The Scarborough Campus Students’ Union is holding a referendum on whether to approve student fees to support Regenesis U of T with the Scarborough Campus Students’ Union on March 4–6. The University of Toronto Graduate Students’ Union is also holding a referendum on the same topic for graduate students at all three U of T campuses during their general elections.

In the face of escalating environmental and climate crises, the role of individual and collective action has never been more critical. As members of the U of T community, we are uniquely positioned to lead by example, fostering sustainable practices and innovations that can ripple out into the wider world. 

This is why the upcoming student fee levy referendum in support of Regenesis UTSC, an environmental student organization branch, is not just a matter of campus politics but a pivotal opportunity for students to contribute meaningfully to the global fight against environmental degradation. 

Supporting this referendum is essential for two primary reasons: it is a direct action against the environmental and climate crisis and offers a sustainable and cooperative model that will save students money while promoting eco-friendly practices.

Taking action on the environmental and climate crisis

First and foremost, the environmental and climate crisis demands urgent action. The science is unequivocal: the climate crisis is accelerating, devastatingly impacting natural ecosystems, biodiversity, and human societies. By supporting Regenesis UTSC through the fee levy referendum, students invest in a group dedicated to implementing tangible, local solutions to global problems. Regenesis UTSC organizes and supports waste and carbon-reducing initiatives such as free stores, borrowing centres, growing and distributing local food, and supporting cycling to reduce our collective carbon footprint and foster a culture of environmental stewardship.

The projects and initiatives spearheaded by Regenesis UTSC have the potential to significantly reduce waste, promote biodiversity, and decrease greenhouse gas emissions on campus. By voting in favour of the fee levy, students are not just supporting an organization; we are making a clear statement that the U of T community recognizes the severity of the environmental crisis and is willing to take concrete steps toward mitigating it.

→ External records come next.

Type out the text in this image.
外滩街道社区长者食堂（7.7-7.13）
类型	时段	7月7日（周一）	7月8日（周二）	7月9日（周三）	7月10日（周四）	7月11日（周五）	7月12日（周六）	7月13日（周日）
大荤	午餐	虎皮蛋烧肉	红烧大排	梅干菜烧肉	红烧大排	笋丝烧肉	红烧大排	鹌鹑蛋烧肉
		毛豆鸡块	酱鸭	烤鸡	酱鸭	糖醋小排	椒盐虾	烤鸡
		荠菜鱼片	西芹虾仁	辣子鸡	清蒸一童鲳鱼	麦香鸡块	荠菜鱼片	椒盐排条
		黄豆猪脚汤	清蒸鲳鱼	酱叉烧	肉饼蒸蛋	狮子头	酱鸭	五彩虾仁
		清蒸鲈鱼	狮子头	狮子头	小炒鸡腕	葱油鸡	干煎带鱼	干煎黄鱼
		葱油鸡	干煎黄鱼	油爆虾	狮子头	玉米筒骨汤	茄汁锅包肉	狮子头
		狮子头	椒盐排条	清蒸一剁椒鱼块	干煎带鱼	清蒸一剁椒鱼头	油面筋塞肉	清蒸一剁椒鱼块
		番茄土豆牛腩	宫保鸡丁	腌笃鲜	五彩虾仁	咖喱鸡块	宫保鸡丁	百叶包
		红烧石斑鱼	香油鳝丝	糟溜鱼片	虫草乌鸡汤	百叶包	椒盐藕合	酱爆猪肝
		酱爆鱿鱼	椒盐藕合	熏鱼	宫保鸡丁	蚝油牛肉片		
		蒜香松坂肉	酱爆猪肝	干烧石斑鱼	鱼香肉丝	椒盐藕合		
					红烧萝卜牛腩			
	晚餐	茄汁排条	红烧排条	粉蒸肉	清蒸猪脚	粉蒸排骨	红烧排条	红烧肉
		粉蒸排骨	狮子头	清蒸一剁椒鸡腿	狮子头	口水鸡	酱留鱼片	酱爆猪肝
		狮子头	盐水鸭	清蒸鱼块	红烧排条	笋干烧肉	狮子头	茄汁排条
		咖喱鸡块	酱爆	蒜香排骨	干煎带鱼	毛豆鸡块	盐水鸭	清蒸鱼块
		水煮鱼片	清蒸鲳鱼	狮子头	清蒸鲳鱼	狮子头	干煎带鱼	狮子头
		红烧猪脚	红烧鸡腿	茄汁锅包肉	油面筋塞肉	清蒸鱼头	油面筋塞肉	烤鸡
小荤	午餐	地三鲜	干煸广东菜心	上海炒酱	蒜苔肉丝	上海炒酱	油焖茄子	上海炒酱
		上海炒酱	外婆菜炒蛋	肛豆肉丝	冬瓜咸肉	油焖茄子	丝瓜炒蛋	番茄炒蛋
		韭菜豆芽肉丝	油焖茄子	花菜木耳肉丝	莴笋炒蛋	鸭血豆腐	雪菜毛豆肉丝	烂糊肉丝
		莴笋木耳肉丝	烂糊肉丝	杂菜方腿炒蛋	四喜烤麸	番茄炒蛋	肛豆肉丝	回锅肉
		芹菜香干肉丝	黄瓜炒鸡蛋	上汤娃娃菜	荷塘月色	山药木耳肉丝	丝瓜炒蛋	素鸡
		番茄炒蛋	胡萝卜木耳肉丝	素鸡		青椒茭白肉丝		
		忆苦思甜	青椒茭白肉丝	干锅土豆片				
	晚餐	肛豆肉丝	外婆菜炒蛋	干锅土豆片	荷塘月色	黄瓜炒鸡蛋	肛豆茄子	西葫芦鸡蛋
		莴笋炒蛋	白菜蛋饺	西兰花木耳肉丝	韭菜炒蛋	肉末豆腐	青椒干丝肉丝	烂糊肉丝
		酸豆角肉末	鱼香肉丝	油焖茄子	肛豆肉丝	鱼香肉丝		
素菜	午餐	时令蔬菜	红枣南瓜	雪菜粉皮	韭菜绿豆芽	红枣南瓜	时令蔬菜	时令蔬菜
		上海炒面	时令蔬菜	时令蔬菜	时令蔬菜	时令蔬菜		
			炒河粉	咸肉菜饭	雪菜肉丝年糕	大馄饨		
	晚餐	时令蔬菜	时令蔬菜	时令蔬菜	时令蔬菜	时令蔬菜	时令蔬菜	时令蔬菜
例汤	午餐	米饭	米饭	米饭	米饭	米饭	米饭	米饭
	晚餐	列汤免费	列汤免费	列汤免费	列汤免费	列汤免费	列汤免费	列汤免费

A cooperative model: saving money through sustainability

The second argument for supporting the Regenesis fee levy referendum is rooted in the economic benefits it offers students through a cooperative, or collectivist, model. This approach is not only about being environmentally responsible but also about creating a more equitable and financially sustainable campus environment. 

By contributing a small fee, students can gain access to a range of services designed to save money while promoting sustainability. These services include the opening of a new, more expansive Free Store space at UTSC — in addition to its current space. The current Free Store space is behind the Residence Centre and provides free clothing, books, household items, and more. 

A levy would provide the financial means of acquiring and maintaining a larger space for the Free Store’s service. In addition, Regenesis UTSC provides free and low-cost bike repair services for the warmer months. Our future services will include cheap produce and groceries, and a borrowing centre, where students can borrow for free power tools, event and media equipment, board games, and more. 

These services embody the essence of a cooperative model, where resources are shared and managed for the collective good. The Free Store allows students to give and take items without monetary transactions, reducing waste and the need for new purchases. 

Similarly, the borrowing centre will loan items like media equipment, board games, tools, and more to further help reduce unnecessary consumption. Bike repair services encourage cycling, a sustainable mode of transportation, by lowering the barriers to bike maintenance. Access to cheap local produce directly tackles the issue of student food insecurity and the culture of disposability, respectively.

Utilizing one or more our services will save the average student far more than what they contributed through a levy fee. For example, instead of purchasing a pair of jeans from Value Village for $25, you can get a free pair of jeans from The Free Store.

Critically, this model demonstrates that sustainability and financial savings go hand in hand. By pooling resources and sharing services, we can reduce individual expenses while also diminishing our environmental impact. It’s a practical application of the principle that collective action can lead to collective benefit, both economically and environmentally.

Taking action together is how we make change! 

The Regenesis UTSC fee levy referendum represents a critical juncture for our campus community. It is an opportunity to affirm our commitment to environmental sustainability and to embrace a cooperative model that benefits us all. By supporting this referendum, we are not just funding an organization; we are investing in a sustainable future and in a model of community that values cooperation and mutual aid over individualism and competition.

Let us come together as a community to support the Regenesis UTSC fee levy referendum. In doing so, we take a stand against the environmental and climate crisis and move toward a more sustainable, equitable, and financially responsible future. This is our chance to lead by example, to show that action, no matter the scale, can make a difference. Vote YES for Regenesis UTSC, for our planet, and for our future.

Aneesah Rahaman is a first-year student at UTSC pursuing a Master of Environmental Sciences. She was Vice President, Operations of Regenesis UTSC for the 2022–2023 academic year. 

Pascal Cheung is a fourth-year student at UTSC studying environmental biology. He is Vice President, Internal Affairs of Regenesis UTSC for the 2023–2024 academic year.